Fig 1.
ASR1 secondary structure in different environments.
CD spectra of ASR1 (10 μM). A) At different TFE concentrations from 0 (thick line) to 50%, inset: Mean Residual Molar Ellipticity at 222 and % of calculated α-helix as a function of TFE concentration. The solid line corresponds to the fit of 1:1 binding model (Eq 4) B) At different GdnCl concentrations (0 M in thick line); inset, differential spectrum between 6 M and 0 M. C) At increasing temperatures (from 5 to 90°C); inset, differential spectrum between 5°C and 90°C. D) At pH 2, 3, 4, 5, 6, 7 and 8; inset, differential spectrum between pH 5 and pH 8. E) At increasing amounts of NaCl; inset, difference spectrum between 1 M and 0 M. F) Without any stabilizing or denaturant agents (full line) in the presence of crowding agents: 40% of PEG 4000 (dash line) or 50% glycerol (dotted line). More noticeable spectral changes are shown in arrowheads in the inset figures.
Fig 2.
A) CD spectrum changes for ASR1 (2 μM) after the addition of increasing amounts of ZnCl2; inset: Mean Residual Molar Ellipticity at 222 nm and % of calculated α-helix as a function of Zn2+ concentration. The solid line corresponds to the fit of 1:1 binding model (Eq 5). B) Elution profile of ASR1 (63 μg) by SEC using an analytical Superdex 75 column: without Zn2+ (full line) and with 10 μM Zn2+ (dash line); inset: Molar weight determination by SLS for the protein without Zn2+ addition. C) DLS measurements of 40 μM ASR1 with 0, 5 and 10 μM Zn2+. Frequency histogram of hydrodynamic radius (logarithmic scale) is plotted with the corresponding standard deviation.
Fig 3.
Zn2+ effects on ASR1 functions.
A). CD spectrum at 25°C of ASR1 (2 μM) with oligoC (15 μM) full line corresponds to the oligo-protein mixture and dash line represents the algebraic sum of the individual spectrum; inset: spectra of the ASR1 (full line) and oligoC (dash line) alone.
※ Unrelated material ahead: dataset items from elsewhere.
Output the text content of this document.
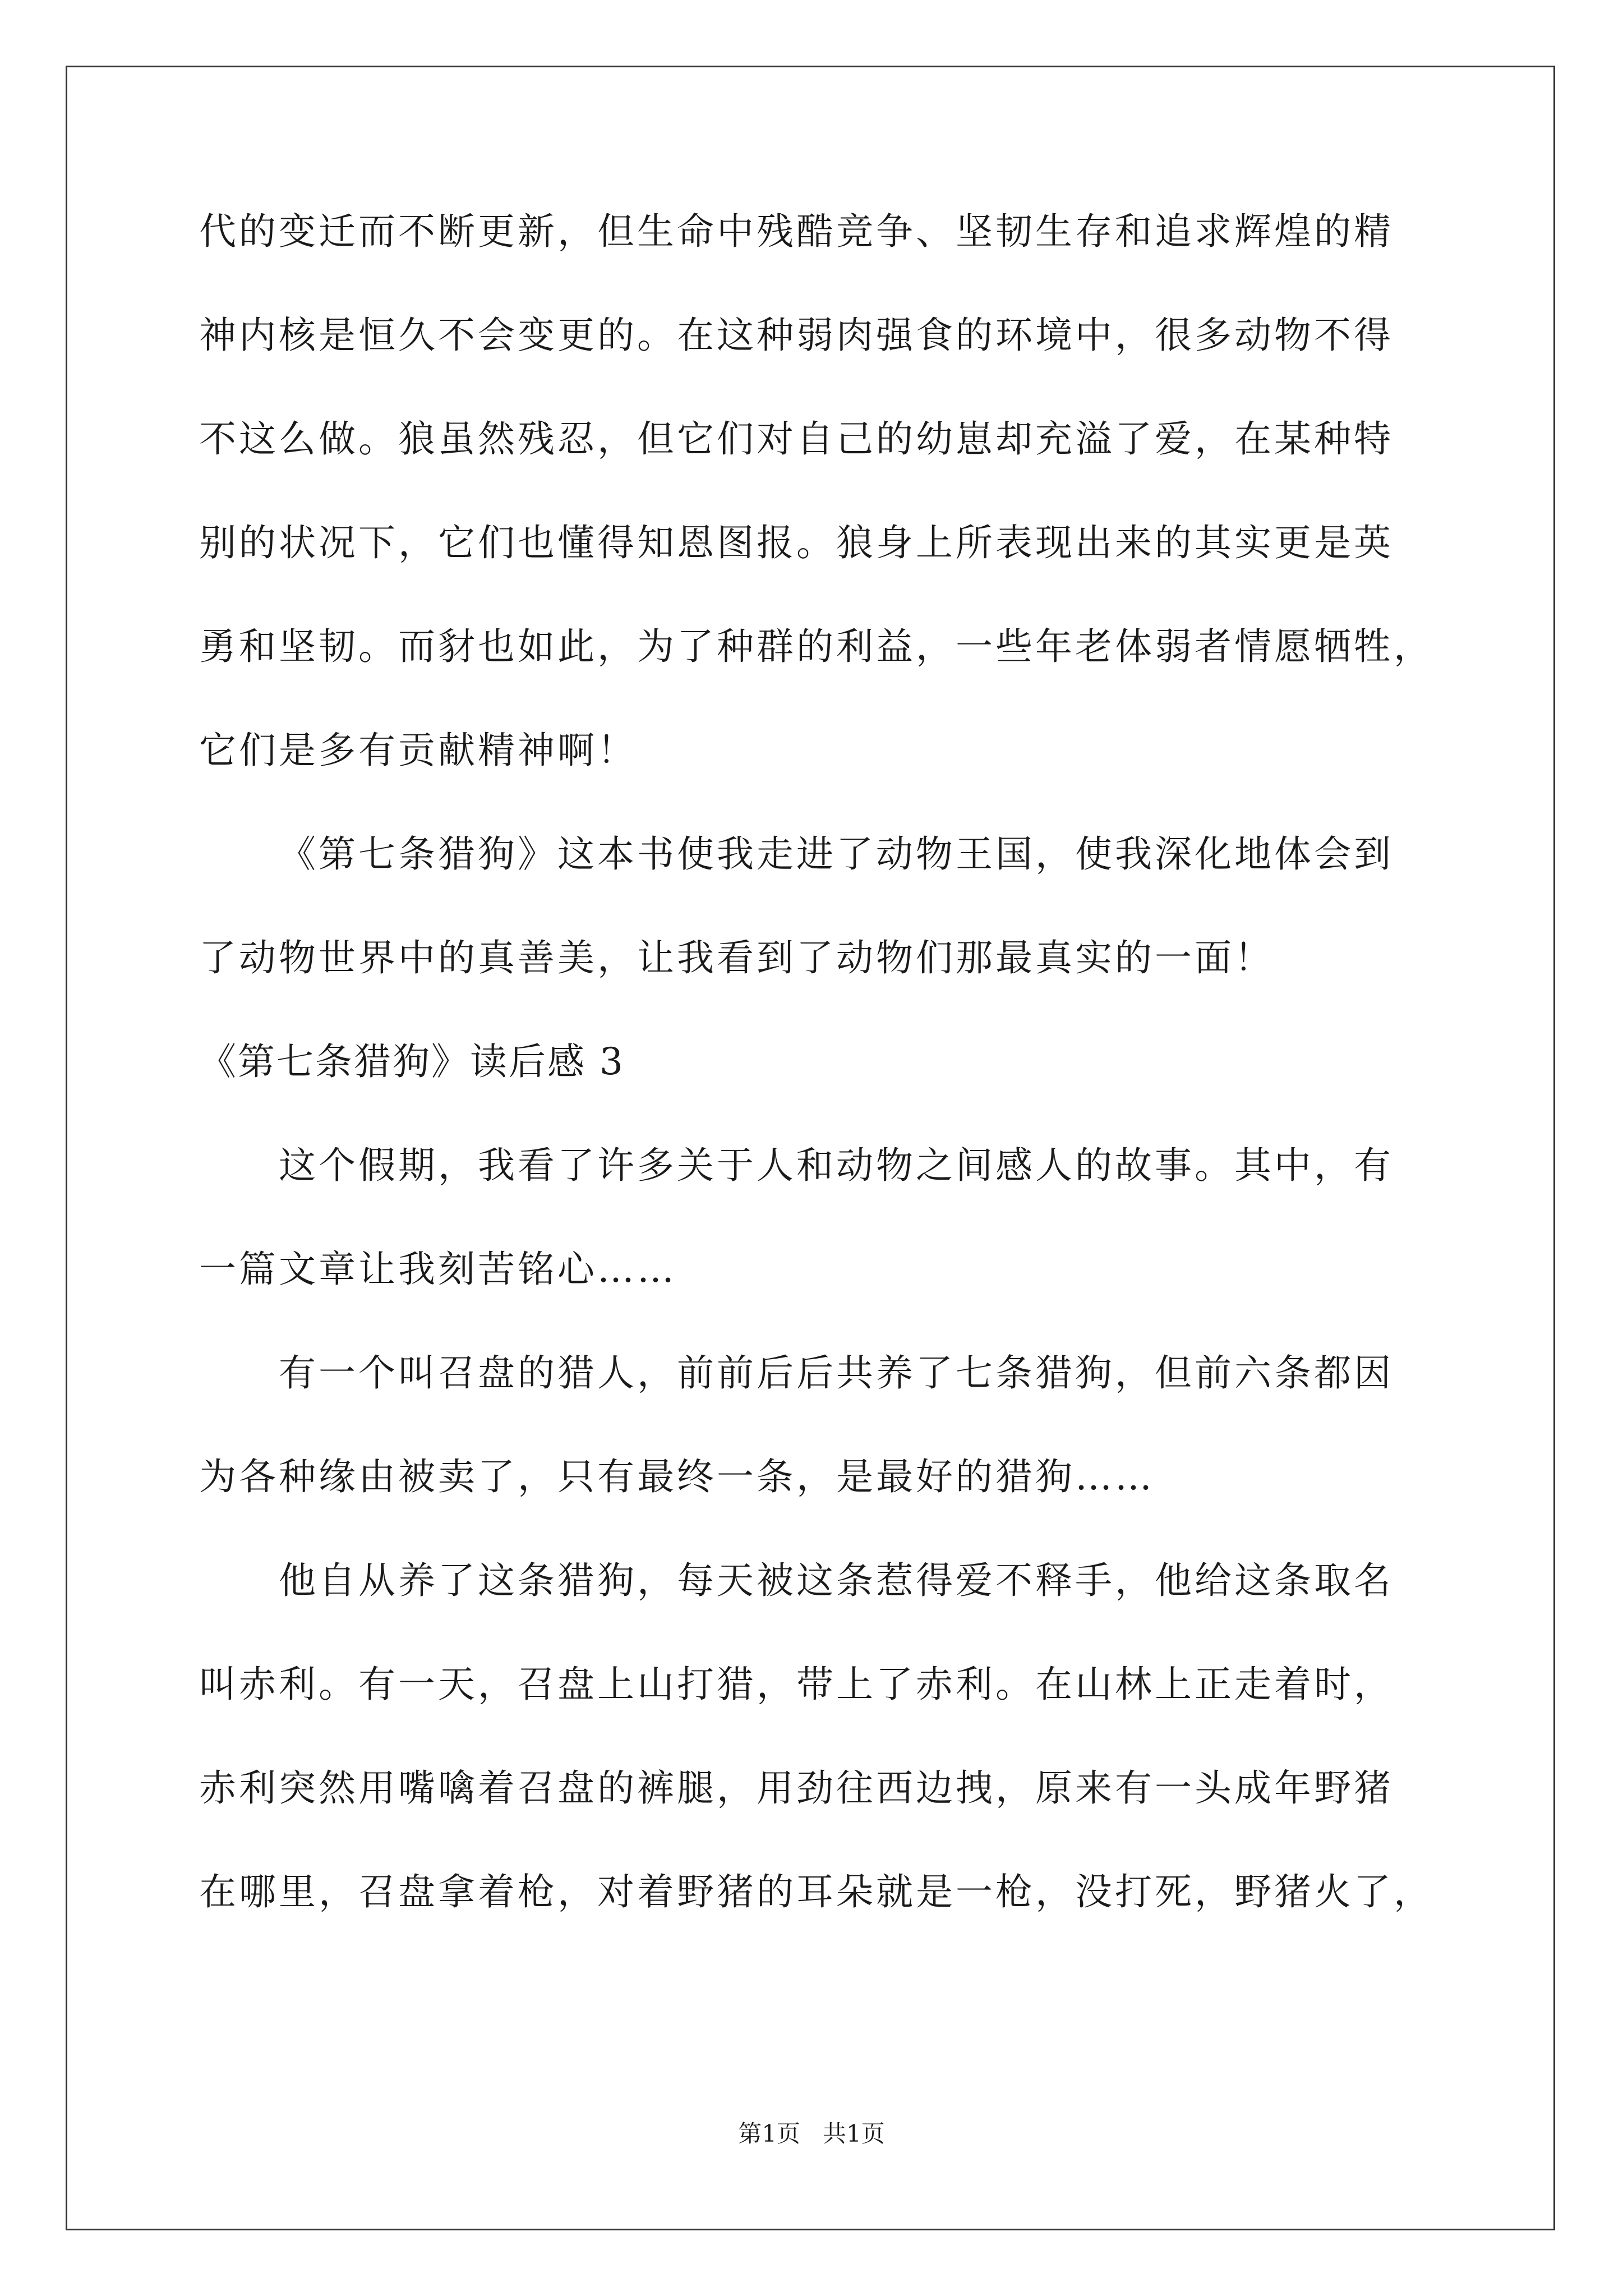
代的变迁而不断更新，但生命中残酷竞争、坚韧生存和追求辉煌的精
神内核是恒久不会变更的。在这种弱肉强食的环境中，很多动物不得
不这么做。狼虽然残忍，但它们对自己的幼崽却充溢了爱，在某种特
别的状况下，它们也懂得知恩图报。狼身上所表现出来的其实更是英
勇和坚韧。而豺也如此，为了种群的利益，一些年老体弱者情愿牺牲，
它们是多有贡献精神啊！
《第七条猎狗》这本书使我走进了动物王国，使我深化地体会到
了动物世界中的真善美，让我看到了动物们那最真实的一面！
《第七条猎狗》读后感 3
这个假期，我看了许多关于人和动物之间感人的故事。其中，有
一篇文章让我刻苦铭心……
有一个叫召盘的猎人，前前后后共养了七条猎狗，但前六条都因
为各种缘由被卖了，只有最终一条，是最好的猎狗……
他自从养了这条猎狗，每天被这条惹得爱不释手，他给这条取名
叫赤利。有一天，召盘上山打猎，带上了赤利。在山林上正走着时，
赤利突然用嘴噙着召盘的裤腿，用劲往西边拽，原来有一头成年野猪
在哪里，召盘拿着枪，对着野猪的耳朵就是一枪，没打死，野猪火了，
第1页   共1页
B) Fluorescence anisotropy titration. Binding experiments were performed by adding recombinant ASR1 protein to a fixed amount of FITC dsDNA (250 nM). Measurements performed in buffer H with Zn2+ (100 μM): FITC-oligoC (full circles) and FITC-oligoS (full triangles) and without Zn2+: FITC-oligoC (empty circles). Lines correspond to the best fit to the Eq 5 and error bars correspond to the standard errors of two individual experiments. Inset: Fluorescence intensity change as a function of ASR1 concentration performed on nearly saturating conditions (FITC-oligoC: 1250 nM). The arrow indicates the 1:1 stoichiometry. C and D) CS (100 nM) was incubated at 43°C at the indicated ASR1:CS ratios in absence (dashed line) or presence (full line) of 50 μM Zn 2+. +Trehalose indicates the addition of 100 mM trehalose. Plots show light scattering (OD360nm) relative to the highest value obtained on the CS alone sample. CS alone and ASR1 alone were used as controls. Mean values of at least 3 measurements.
Fig 4.
A) Description of full-length FRET reporters. B) Illustration of single tagged-ASR1 constructs. C) Diagram of possible events that may modify FRET efficiency of the ASR1 sensor. D) Fluorescent spectra of purified sticky and non-sticky reporter proteins in the presence or absence of 1 mM Zn2+. E) In vitro Zn2+ titration (1 μM protein) in low micromolar and nearly millimolar ranges (inset) for sticky (circles), non-sticky (triangles) and equal amounts of both single-tagged proteins (stars). Relative (Idonor/IIsosbestic) ratios are shown. Lines correspond to the best fit to Eq 5 for the low micromolar range and Eq 7 for nearly micromolar range. F) NaCl-induced stress assays in E. coli cells expressing sticky (circles) or non-sticky probes (triangles). Relative (Idonor/IIsosbestic) ratios as a function of NaCl concentration are shown.